Levando gato por lebre
Do chocolate que não é mais chocolate ao queijo que não é mais queijo...
Todos temos sentido no bolso o aumento no preço dos alimentos nos últimos anos, consequência de fatores que incluem crise financeira, inflação, condições climáticas desfavoráveis e escassez de matérias-primas. Mas além de pagar mais caro para comprar o mesmo de antes, temos agora um ponto peculiar: muitas vezes, estamos pagando mais por produtos alimentícios “rebatizados”, que não são os mesmos de antes!
Pois é. Esta tem sido, infelizmente, uma tendência em alguns setores da indústria alimentícia: a dos alimentos reformulados que nada se esforçam para revelar sua real identidade aos consumidores (e agem, inclusive, ao contrário: fazem de tudo para se passar por suas versões originais). Mas o que isto quer dizer?
O chocolate que não é chocolate
Com o preço do cacau disparando devido à crise na produção mundial, muitos chocolates acabaram tendo o seu teor de cacau reduzido — o que, como você pode imaginar, é compensado com o aumento relativo da concentração de outros ingredientes mais baratos, como açúcar e gordura. Porém, no Brasil, um chocolate só pode assim ser chamado caso tenha em sua composição no mínimo 25% de sólidos totais de cacau, conforme estabelecido pela Agência Nacional de Vigilância Sanitária (Anvisa) (e vale dizer que até 2005 esse percentual era ainda maior, 32%).

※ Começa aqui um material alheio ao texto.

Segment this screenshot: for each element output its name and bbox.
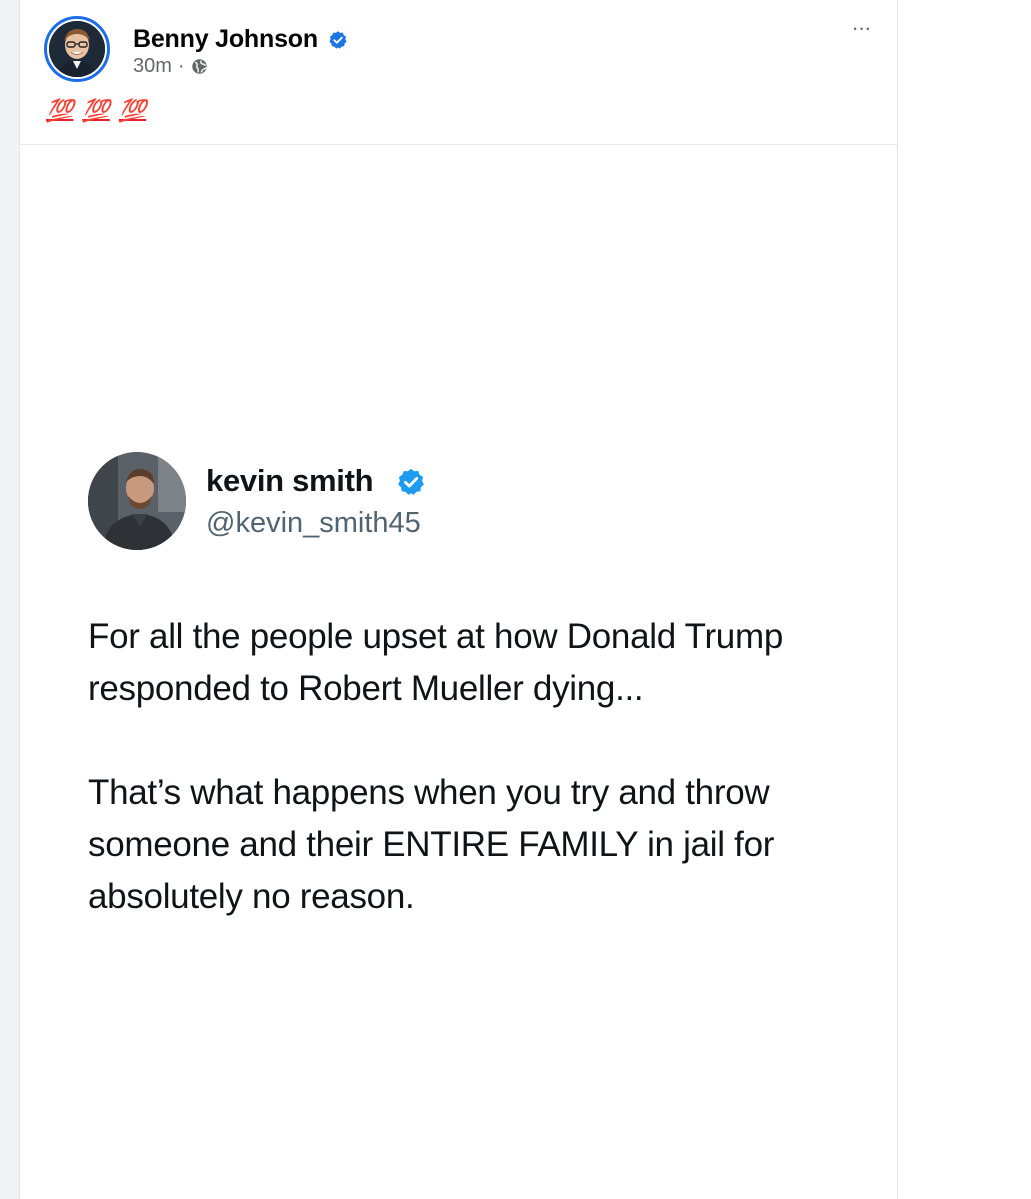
author-avatar-ring[interactable] bbox=[44, 16, 110, 82]
post-card: Benny Johnson 30m · ··· 💯 💯 💯 kevin smit… bbox=[19, 0, 897, 1199]
post-caption: 💯 💯 💯 bbox=[46, 98, 155, 124]
post-timestamp[interactable]: 30m bbox=[133, 55, 172, 78]
hundred-emoji: 💯 bbox=[118, 98, 147, 123]
tweet-author-avatar bbox=[88, 452, 186, 550]
tweet-author-handle: @kevin_smith45 bbox=[206, 507, 421, 539]
author-avatar-image bbox=[49, 21, 105, 77]
meta-separator: · bbox=[177, 55, 185, 77]
author-avatar[interactable] bbox=[49, 21, 105, 77]
page-gutter-right bbox=[897, 0, 1031, 1199]
hundred-emoji: 💯 bbox=[46, 98, 74, 123]
author-name[interactable]: Benny Johnson bbox=[133, 25, 318, 54]
page-gutter-left bbox=[0, 0, 18, 1199]
verified-badge-icon bbox=[329, 31, 347, 49]
verified-badge-icon bbox=[398, 468, 424, 495]
globe-icon[interactable] bbox=[191, 58, 208, 75]
tweet-paragraph: For all the people upset at how Donald T… bbox=[88, 617, 783, 708]
tweet-avatar-image bbox=[88, 452, 186, 550]
tweet-body: For all the people upset at how Donald T… bbox=[88, 611, 878, 975]
tweet-author-name: kevin smith bbox=[206, 463, 374, 498]
hundred-emoji: 💯 bbox=[82, 98, 110, 123]
post-header: Benny Johnson 30m · ··· 💯 💯 💯 bbox=[20, 0, 897, 145]
more-options-icon[interactable]: ··· bbox=[846, 15, 876, 40]
tweet-paragraph: That’s what happens when you try and thr… bbox=[88, 773, 775, 916]
post-meta: 30m · bbox=[133, 55, 208, 78]
tweet-screenshot-image[interactable]: kevin smith @kevin_smith45 For all the p… bbox=[20, 145, 897, 1199]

Com as mudanças, passamos então a encontrar bombons e doces que agora sinalizam, em letras miúdas, alegações como “barra sabor chocolate ao leite” e “wafer com recheio cremoso e cobertura sabor chocolate” — que compramos e consumimos sem perceber que não são mais chocolate (bom, perceber até se percebe, pois muita gente vem notando a diferença no sabor). Enquanto isso, o chocolate “real” vai virando artigo de luxo, com barras cada vez mais leves e preços cada vez mais elevados.
O queijo ralado que é ralado, mas não é queijo (e a turma dos laticínios diluídos)
No grupo dos laticínios, a reformulação atinge (e descaracteriza) o mais diversos produtos. A lista é enorme: creme de leite, leite condensado, doce de leite, queijo ralado, muçarela, requeijão… e até o próprio leite! Você pode estar comprando (e consumindo) um impostor sem se dar conta disso!
Lado a lado com o “bom e velho” creme de leite na prateleira do supermercado, podemos encontrar (em embalagens praticamente idênticas) a “mistura de creme de leite”, uma versão adicionada de soro de leite e, dependendo da marca, até mesmo de gordura vegetal. Nos mesmos moldes, temos a “mistura láctea condensada” disputando a atenção (dos desatentos) com o leite condensado, a “mistura láctea sabor requeijão” usurpando as vestes do requeijão e o “doce de soro de leite” fazendo qualquer mineiro se lamentar profundamente.
Isso sem contar a “mistura alimentícia com queijo ralado”, o “queijo muçarela processado com amido”… e até mesmo a “bebida láctea UHT” (e aqui não estou falando das bebidas lácteas com whey e sabores diversos voltadas para o nicho high protein, mas de um leite fake mesmo).
E se você está achando que tudo isso é papo de marcas de “baixo escalão”, é nada! Basta jogar estes nomes no Google Imagens para ver que temos de empresas desconhecidas a gigantes da área agindo assim.
E ainda não acabou… tem o café que não é café!
Sim, o “pó para preparo de bebida sabor café” existe e — choque-se você também — pode conter grãos de café… ou não! Enquanto o café autêntico é composto exclusivamente por grãos de café torrados e moídos, os "pós para preparo de bebida sabor café" podem ser uma mistura de grãos de café com subprodutos do café (como a polpa e a casca), ou até mesmo excluir o ingrediente principal e ser repleto de corantes e aromatizantes para tentar mimetizar as caracterísitcas do original.
Complicado! E para não cair nessas armadilhas, não tem jeito: é preciso ficar de olho no rótulo, conferir as letrinhas pequeninas nos rodapés da embalagens e checar a lista de ingredientes. Tarefa desagradável para muita gente, eu sei, mas a melhor maneira para evitar ser vítima das “fake foods”.
PS: Você também acha estranho a grafia correta de muçarela ser com “ç”? Eu acho!